# PROBLEMS WITH THE BOARD POST UP HERE! > MESSAGE BOARD PROBLEMS >  90 sec between pm's???

## jamyjamjr

hey admin, seems i can only pm one person at a time and have to wait 90 sec in order to pm the next person..

iv been getting alotta pm's for diet help.. it's kinda annoying..

can anything be done about this??

i can understand why the rule has been place there, what requirments do i need to meet to surpass this rule, if that's possible in the first place..

----------


## Phate

> hey admin, seems i can only pm one person at a time and have to wait 90 sec in order to pm the next person..
> 
> iv been getting alotta pm's for diet help.. it's kinda annoying..
> 
> can anything be done about this??
> 
> i can understand why the rule has been place there, what requirments do i need to meet to surpass this rule, if that's possible in the first place..


i can only pm 2 people at a time and still have to wait 90 seconds in between, lol, personally i just open two windows and do pms in one and forum stuff in the other

----------


## D7M

> lol, personally i just open two windows and do pms in one and forum stuff in the other


Phate: AR's multi-tasker

 :Smilie:

----------


## Phate

> Phate: AR's multi-tasker


Lol, you should see how many windows i have open now

----------


## jamyjamjr

i feel u there man... i have my own issues here... hopefully admin can do something so we can help people out more

----------


## almostgone

> Lol, you should see how many windows i have open now


Same here. I usually have a string of tabs for Pm messages across the screen when answering PMs. I just answer one, send it, and move onto the next while the previous one is being sent. Doesn't really slow me down real bad.

AG

----------


## WARMachine

I feel the same way about getting PMs about gyno related issues. At least 4 a day.

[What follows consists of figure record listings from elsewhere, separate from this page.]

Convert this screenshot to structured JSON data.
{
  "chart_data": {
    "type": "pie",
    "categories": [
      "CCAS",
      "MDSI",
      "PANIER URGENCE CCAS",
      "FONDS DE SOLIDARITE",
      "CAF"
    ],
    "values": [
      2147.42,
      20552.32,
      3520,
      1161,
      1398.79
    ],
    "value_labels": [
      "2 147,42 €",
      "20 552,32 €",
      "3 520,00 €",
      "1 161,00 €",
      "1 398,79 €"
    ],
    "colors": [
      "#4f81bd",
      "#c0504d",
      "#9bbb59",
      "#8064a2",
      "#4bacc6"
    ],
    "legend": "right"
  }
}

I hear ya Jamy... Any chance we can get this changed?

----------


## jamyjamjr

bump for admin

----------


## JiGGaMaN

it will give you more time to think of quality responses.

----------


## jamyjamjr

> it will give you more time to think of quality responses.


arn't we just smiles today....


freakin jigga.. lmao

always got sumtin to say huh fcuker??? lol

----------


## DSM4Life

jam, I got your PM and my dirty underwear are in the mail.

----------


## jamyjamjr

> jam, I got your PM and my dirty underwear are in the mail.


ohh i count the days untill it arrives so i can sniff away... lmao  :Wink/Grin:  :Wink/Grin:

----------


## JiGGaMaN

> ohh i count the days untill it arrives so i can sniff away... lmao


yeah its the good shit. smells like gravy and ball sweat, just the way i love them.

----------


## jamyjamjr

lmao

----------


## MercuryEvo

I cant PM anyone? How do I get the PM option

----------


## Phate

> I cant PM anyone? How do I get the PM option


25 posts

----------


## MercuryEvo

> 25 posts


oooo, thanks for the help. Is there anyone on here I can PM to check on a source? Or anyone I can PM for a referral to a source to get good brands reliably? I dont want to break any rules

----------


## Phate

> oooo, thanks for the help. Is there anyone on here I can PM to check on a source? Or anyone I can PM for a referral to a source to get good brands reliably? I dont want to break any rules


mods/vets can give you a source check, look at our signatures for the requirements but the basic one is 100 QUALITY posts and 45 days membership

----------


## MercuryEvo

> mods/vets can give you a source check, look at our signatures for the requirements but the basic one is 100 QUALITY posts and 45 days membership


once i can PM people then i'll have some questions

----------


## jamyjamjr

bump for admin

----------